Set self.interaction and possibly add entries in self.interaction_params and self.props. If inheritance is involved, initialize self.family_props and self.maxfamily. Do not use this to specify a custom interaction. In order to do this (as of now), self.interaction and self.interaction_params must be manipulated directly from an external script.

Parameters:

  • kwargs['interaction'] (str, default='random_walk') – Name of the predefined interaction in lgca.interactions.

  • **kwargs – Interaction parameters.

set_r_int(r)

Change the interaction radius. Update shadow border nodes accordingly.

This has effects on self.nodes, the coordinates and the computed fields.

Parameters:

r (int) – New interaction radius.

timeevo(timesteps=100, record=False, recordN=False, recorddens=True, showprogress=True, recordfampop=False)

Perform a simulation of the LGCA for timesteps timesteps.

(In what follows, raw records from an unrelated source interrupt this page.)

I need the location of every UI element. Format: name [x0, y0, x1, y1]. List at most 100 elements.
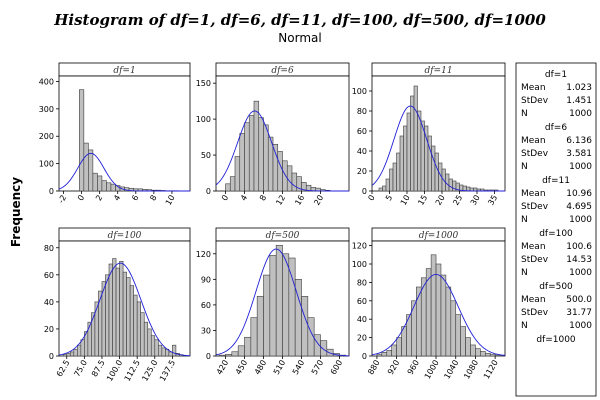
stats-row-name: StDev	[521, 149, 549, 159]
histogram-bar	[147, 328, 152, 357]
y-tick-label: 20	[44, 325, 54, 334]
histogram-bar	[386, 350, 393, 357]
y-tick-label: 90	[201, 275, 211, 284]
stats-row-name: N	[521, 162, 528, 172]
histogram-bar	[122, 271, 127, 357]
histogram-bar	[83, 142, 89, 192]
histogram-bar	[88, 149, 94, 192]
histogram-bar	[106, 182, 112, 192]
stats-group-df-100: df=100 Mean 100.6 StDev 14.53 N 1000	[521, 229, 592, 278]
y-tick-label: 150	[196, 79, 211, 88]
histogram-bar	[277, 151, 283, 192]
histogram-bar	[475, 348, 481, 357]
histogram-bar	[94, 301, 99, 357]
histogram-bar	[129, 285, 134, 357]
normal-fit-curve	[58, 152, 190, 192]
x-tick-label: 0	[366, 194, 376, 203]
x-tick-label: 2	[94, 194, 104, 203]
x-tick-label: 112.5	[123, 359, 142, 383]
panel-df-100: df=100 0 20 40 60 80 62.5 75.0 87.5100.0112.5125…	[44, 227, 191, 383]
stats-group-df-500: df=500 Mean 500.0 StDev 31.77 N 1000	[521, 282, 592, 331]
stats-group-label: df=1	[545, 70, 567, 80]
y-tick-label: 0	[206, 187, 211, 196]
x-tick-label: -2	[56, 194, 68, 205]
stats-row-name: Mean	[521, 136, 546, 146]
stats-row-value: 31.77	[566, 308, 592, 318]
y-tick-label: 60	[357, 127, 367, 136]
histogram-bars	[378, 85, 499, 192]
y-tick-label: 100	[196, 115, 211, 124]
stats-group-label: df=11	[542, 176, 570, 186]
normal-fit-curve	[371, 105, 505, 192]
histogram-bar	[434, 152, 439, 192]
histogram-bar	[244, 122, 250, 192]
y-tick-label: 60	[201, 301, 211, 310]
stats-row-name: Mean	[521, 242, 546, 252]
histogram-bar	[108, 263, 113, 357]
stats-group-df-6: df=6 Mean 6.136 StDev 3.581 N 1000	[521, 123, 592, 172]
x-tick-label: 20	[312, 194, 325, 207]
stats-row-name: N	[521, 215, 528, 225]
stats-row-name: Mean	[521, 83, 546, 93]
histogram-bar	[450, 300, 457, 357]
histogram-bar	[489, 353, 496, 357]
panel-title: df=1	[113, 66, 135, 76]
y-tick-label: 120	[196, 250, 211, 259]
y-tick-label: 400	[39, 77, 54, 86]
histogram-bar	[392, 162, 397, 192]
y-tick-label: 0	[362, 187, 367, 196]
chart-title: Histogram of df=1, df=6, df=11, df=100, …	[53, 11, 546, 29]
y-tick-label: 0	[206, 352, 211, 361]
y-tick-label: 100	[352, 87, 367, 96]
histogram-bars	[225, 100, 331, 192]
stats-row-value: 1000	[569, 109, 592, 119]
histogram-bar	[158, 344, 163, 357]
histogram-bar	[389, 168, 394, 192]
histogram-bar	[378, 187, 383, 192]
x-tick-label: 15	[416, 194, 429, 207]
histogram-bar	[244, 336, 252, 357]
normal-fit-curve	[371, 273, 506, 356]
panel-title: df=11	[424, 66, 452, 76]
histogram-bar	[460, 326, 466, 357]
histogram-bar	[430, 254, 437, 357]
histogram-bar	[435, 263, 442, 357]
histogram-bar	[291, 172, 298, 192]
x-tick-label: 480	[253, 359, 268, 377]
stats-group-label: df=100	[539, 229, 573, 239]
x-tick-label: 10	[399, 194, 412, 207]
histogram-bar	[399, 135, 404, 192]
histogram-bar	[69, 351, 75, 357]
histogram-bar	[403, 125, 408, 192]
y-tick-label: 80	[357, 107, 367, 116]
x-tick-label: 16	[293, 194, 306, 207]
x-tick-label: 1080	[462, 359, 480, 381]
stats-row-name: N	[521, 268, 528, 278]
histogram-bar	[112, 258, 117, 357]
histogram-bar	[110, 183, 116, 192]
histogram-bar	[396, 152, 401, 192]
y-tick-label: 80	[44, 244, 54, 253]
histogram-bar	[424, 125, 429, 192]
x-tick-label: 30	[469, 194, 482, 207]
histogram-bar	[92, 172, 98, 192]
y-axis-label: Frequency	[9, 177, 23, 247]
histogram-bar	[115, 267, 120, 357]
y-tick-label: 60	[44, 271, 54, 280]
histogram-bars	[376, 254, 501, 357]
y-tick-label: 60	[357, 297, 367, 306]
stats-group-label: df=6	[545, 123, 567, 133]
stats-row-value: 500.0	[566, 295, 592, 305]
stats-row-value: 14.53	[566, 255, 592, 265]
histogram-bar	[480, 351, 486, 357]
x-tick-label: 600	[329, 359, 344, 377]
x-tick-label: 20	[434, 194, 447, 207]
stats-row-value: 1000	[569, 268, 592, 278]
histogram-bar	[136, 301, 141, 357]
x-tick-label: 6	[130, 194, 140, 203]
histogram-bar	[91, 312, 96, 357]
histogram-bar	[448, 178, 453, 192]
histogram-bar	[62, 354, 68, 357]
histogram-bar	[275, 244, 283, 357]
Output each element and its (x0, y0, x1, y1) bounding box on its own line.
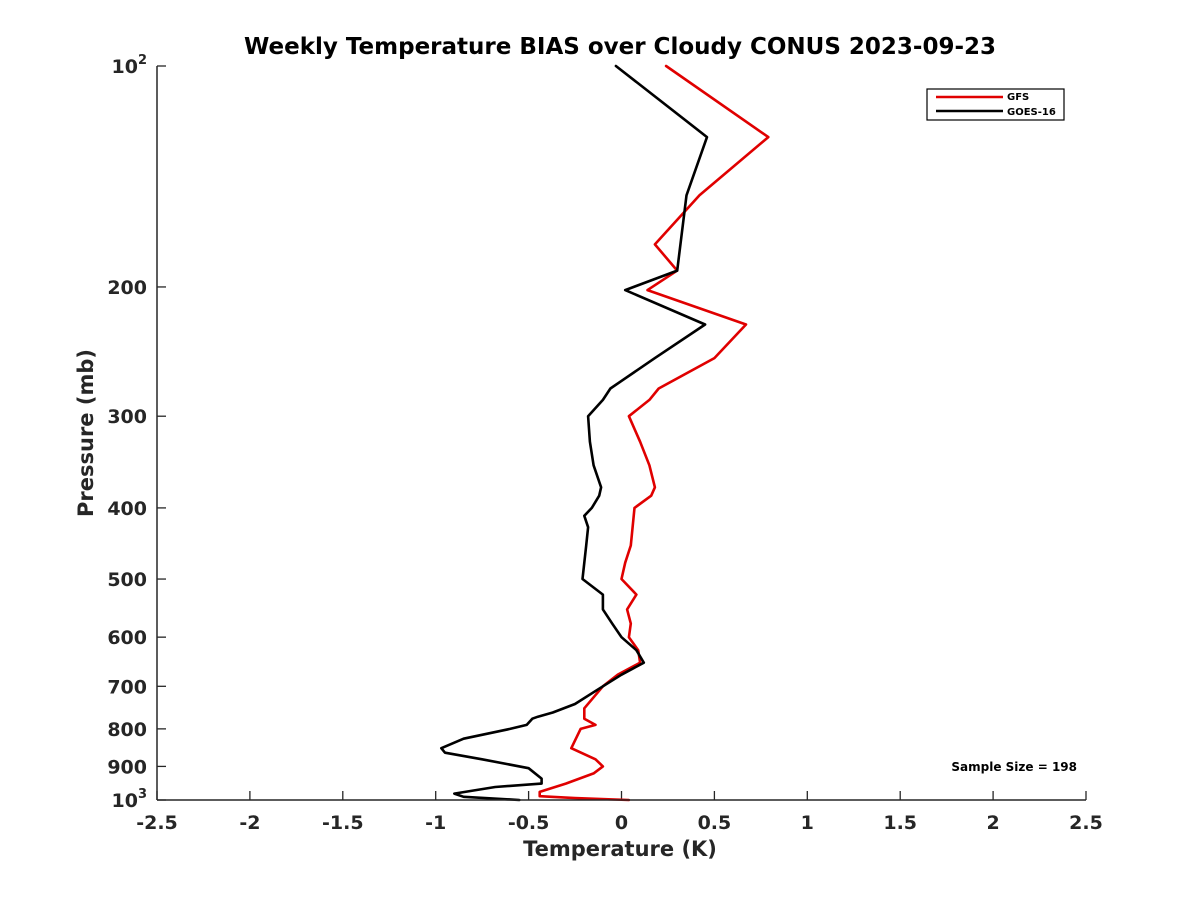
y-tick-labels: 102 200 300 400 500 600 700 800 900 103 (107, 53, 147, 812)
x-tick-labels: -2.5 -2 -1.5 -1 -0.5 0 0.5 1 1.5 2 2.5 (136, 812, 1103, 834)
y-tick-label: 300 (107, 406, 147, 428)
x-tick-label: 1 (801, 812, 814, 834)
y-tick-label: 800 (107, 719, 147, 741)
legend-label-goes16: GOES-16 (1007, 107, 1056, 118)
legend: GFS GOES-16 (926, 88, 1065, 121)
x-tick-label: -2.5 (136, 812, 178, 834)
y-tick-label: 103 (112, 787, 148, 812)
x-axis-label: Temperature (K) (523, 837, 717, 861)
legend-label-gfs: GFS (1007, 92, 1029, 103)
y-tick-label: 900 (107, 756, 147, 778)
x-tick-label: 0.5 (698, 812, 732, 834)
x-tick-label: -2 (239, 812, 260, 834)
y-tick-label: 600 (107, 627, 147, 649)
y-tick-label: 400 (107, 498, 147, 520)
tick-marks (156, 65, 1087, 801)
y-tick-label: 700 (107, 676, 147, 698)
y-tick-label: 500 (107, 569, 147, 591)
y-tick-label: 102 (112, 53, 148, 78)
x-tick-label: 2 (986, 812, 999, 834)
x-tick-label: -1.5 (322, 812, 364, 834)
series-line-gfs (538, 64, 770, 802)
series-lines (439, 64, 770, 802)
x-tick-label: 0 (615, 812, 628, 834)
x-tick-label: 1.5 (883, 812, 917, 834)
series-line-goes-16 (439, 64, 709, 802)
sample-size-annotation: Sample Size = 198 (951, 760, 1077, 774)
legend-box (926, 88, 1065, 121)
x-tick-label: 2.5 (1069, 812, 1103, 834)
x-tick-label: -1 (425, 812, 446, 834)
y-tick-label: 200 (107, 277, 147, 299)
chart-title: Weekly Temperature BIAS over Cloudy CONU… (244, 34, 996, 60)
x-tick-label: -0.5 (508, 812, 550, 834)
y-axis-label: Pressure (mb) (74, 349, 98, 517)
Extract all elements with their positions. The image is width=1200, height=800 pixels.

Different quantities can be recorded during the simulation, e.g. the total number of particles at each timestep. They are stored in LGCA attributes.

Parameters:

  • timesteps (int, default=100) – How long the simulation should be performed.

  • record (bool, default=False) – Record the full lattice configuration for each timestep in self.nodes_t.

  • recorddens (bool, default=True) – Record the number of particles at each lattice site for each timestep in self.dens_t.

  • recordfampop (bool, default=False) – Record the population of all families for each timestep in self.fam_pop_t.

  • recordN (bool, default=False) – Record the total number of particles in the lattice for each timestep in self.n_t.

  • showprogress (bool, default=True) – Show a simple progress bar with a percentage of performed timesteps in the standard output.

timestep()

Update the state of the LGCA from time k to k+1. Includes the interaction and propagation steps.

total_population()

Calculate the amount of particles in the lattice.

Returns:

Total population size.

total_population_t(cutoff_abs=None, cutoff_rel=None)

Calculate the total population of cells at each simulation step. Requires a previous self.timeevo() with recordfampop=True due to the filtering option.

Parameters:

  • cutoff_abs (int) – Exclude families that never exceeded this population size in absolute numbers. cutoff_rel takes precedence over cutoff_abs.

  • cutoff_rel (float) – Exclude families that never exceeded this population size, expressed as a fraction of the total population. cutoff_rel takes precedence over cutoff_abs.

Returns:

Number of cells at each timestep, dimensions: timesteps+1.

update_dynamic_fields()

Update “fields” from the current LGCA state that store important variables to compute other dynamic steps.

Computes self.cell_density, number of particles at each lattice node, and self.occupied, a boolean array that shows which channels are occupied.